NHI Figure 1 - Risk Cross-Subsidies and Income Cross-Subsidies in Pooling ArrangementsFigure 1: Risk Cross-Subsidies and Income Cross-Subsidies in Pooling Arrangements

“Pooling reduces uncertainty for both citizens and providers. By increasing and stabilizing demand and the flow of funds, pooling can increase the likelihood that patients will be able to afford services and that a higher volume of services will justify new provider investments”.

 “When people pay entirely out of pocket, no pooling occurs. ...  Although prepayment and pooling are a significant improvement over purely out-of-pocket financing, they do not take questions of income into account. As a result of large pools, society takes advantage of economies of scale, the law of large numbers, and cross-subsidies from low-risk to high-risk individuals. Pooling by itself allows for equalization of contributions among members of the pool regardless of their financial risk associated with service utilization. But it also allows the low-risk poor to subsidize the high-risk rich. Societies interested in equity are not indifferent to who is subsidized by whom. Therefore, health financing, in addition to ensuring cross-subsidies from low to high risk (which will happen in any pool, unless contributions are risk-related), should also ensure that such subsidies are not regressive”.

“Health systems throughout the world attempt to spread risk and subsidize the poor through various combinations of organizational and technical arrangements.” Figure 1 illustrates both risk and income-related cross-subsidies. “In practice, in the majority of health systems, risk and income cross-subsidization occurs via a combination of two approaches: pooling and government subsidy.”

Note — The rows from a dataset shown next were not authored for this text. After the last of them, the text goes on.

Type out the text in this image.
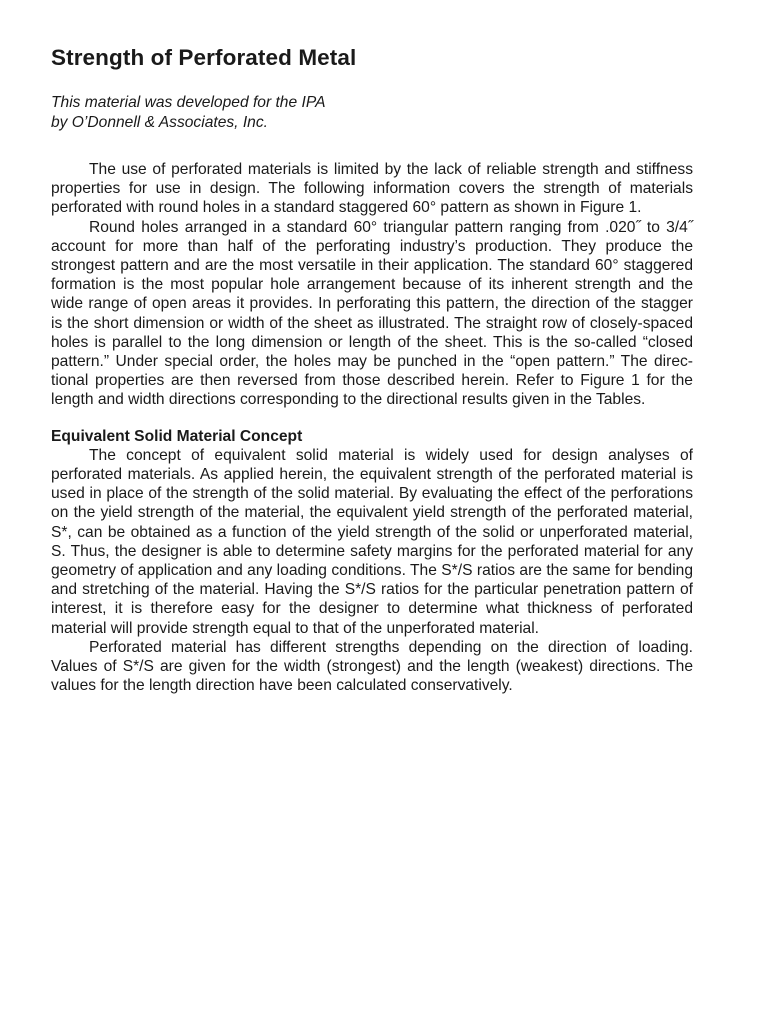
Strength of Perforated Metal
This material was developed for the IPA
by O’Donnell & Associates, Inc.

The use of perforated materials is limited by the lack of reliable strength and stiffness properties for use in design. The following information covers the strength of materials perforated with round holes in a standard staggered 60° pattern as shown in Figure 1.

Round holes arranged in a standard 60° triangular pattern ranging from .020˝ to 3/4˝ account for more than half of the perforating industry’s production. They produce the strongest pattern and are the most versatile in their application. The standard 60° staggered formation is the most popular hole arrangement because of its inherent strength and the wide range of open areas it provides. In perforating this pattern, the direction of the stagger is the short dimension or width of the sheet as illustrated. The straight row of closely-spaced holes is parallel to the long dimension or length of the sheet. This is the so-called “closed pattern.” Under special order, the holes may be punched in the “open pattern.” The directional properties are then reversed from those described herein. Refer to Figure 1 for the length and width directions corresponding to the directional results given in the Tables.

Equivalent Solid Material Concept

The concept of equivalent solid material is widely used for design analyses of perforated materials. As applied herein, the equivalent strength of the perforated material is used in place of the strength of the solid material. By evaluating the effect of the perforations on the yield strength of the material, the equivalent yield strength of the perforated material, S*, can be obtained as a function of the yield strength of the solid or unperforated material, S. Thus, the designer is able to determine safety margins for the perforated material for any geometry of application and any loading conditions. The S*/S ratios are the same for bending and stretching of the material. Having the S*/S ratios for the particular penetration pattern of interest, it is therefore easy for the designer to determine what thickness of perforated material will provide strength equal to that of the unperforated material.

Perforated material has different strengths depending on the direction of loading. Values of S*/S are given for the width (strongest) and the length (weakest) directions. The values for the length direction have been calculated conservatively.
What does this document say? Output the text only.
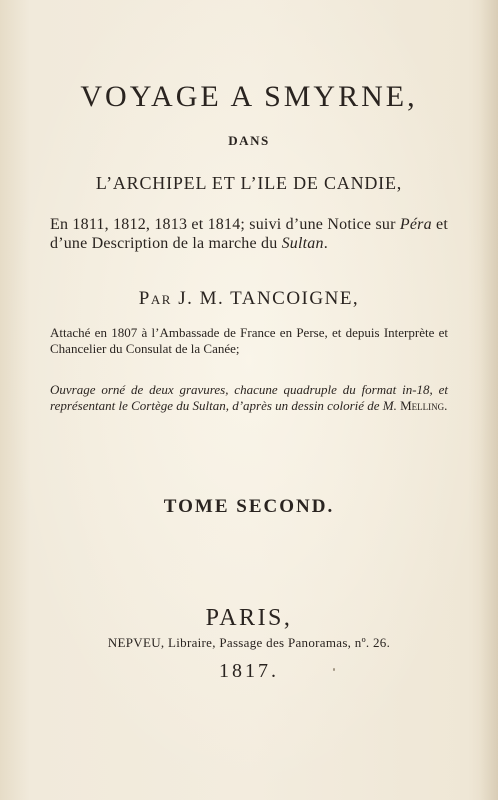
VOYAGE A SMYRNE,
DANS
L’ARCHIPEL ET L’ILE DE CANDIE,
En 1811, 1812, 1813 et 1814; suivi d’une Notice sur Péra et d’une Description de la marche du Sultan.
Par J. M. TANCOIGNE,
Attaché en 1807 à l’Ambassade de France en Perse, et depuis Interprète et Chancelier du Consulat de la Canée;
Ouvrage orné de deux gravures, chacune quadruple du format in-18, et représentant le Cortège du Sultan, d’après un dessin colorié de M. Melling.
TOME SECOND.
PARIS,
NEPVEU, Libraire, Passage des Panoramas, nº. 26.
1817.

These “could occur among the members of the same pool, for example in single pool systems such as the Costa Rican social security organization and the National Health Service in the UK, or via government subsidies to a single or multiple pool arrangement. Cross-subsidization can also occur among members of different pools via explicit risk and income equalization mechanisms, such as those being used in the social security systems of Argentina, Colombia and the Netherlands.”

“Even under single pool organizations, decentralization, unless accompanied by equalization mechanisms for resource allocation, may result in significant risk and income differences among decentralized regions. Brazil has introduced compensatory mechanisms in the allocation of revenues from the central government to the states to reduce such differences.”

Thus although the pooling function has as its major role to create risk cross-subsidies from low risk to high risk people, the existence of a pool also plays a critical role in creating the mechanism for income cross-subsidies between high and low income people. This policy brief addresses issues to do with risk pooling, leaving the question of how best to arrange the income cross-subsidies for a future policy brief.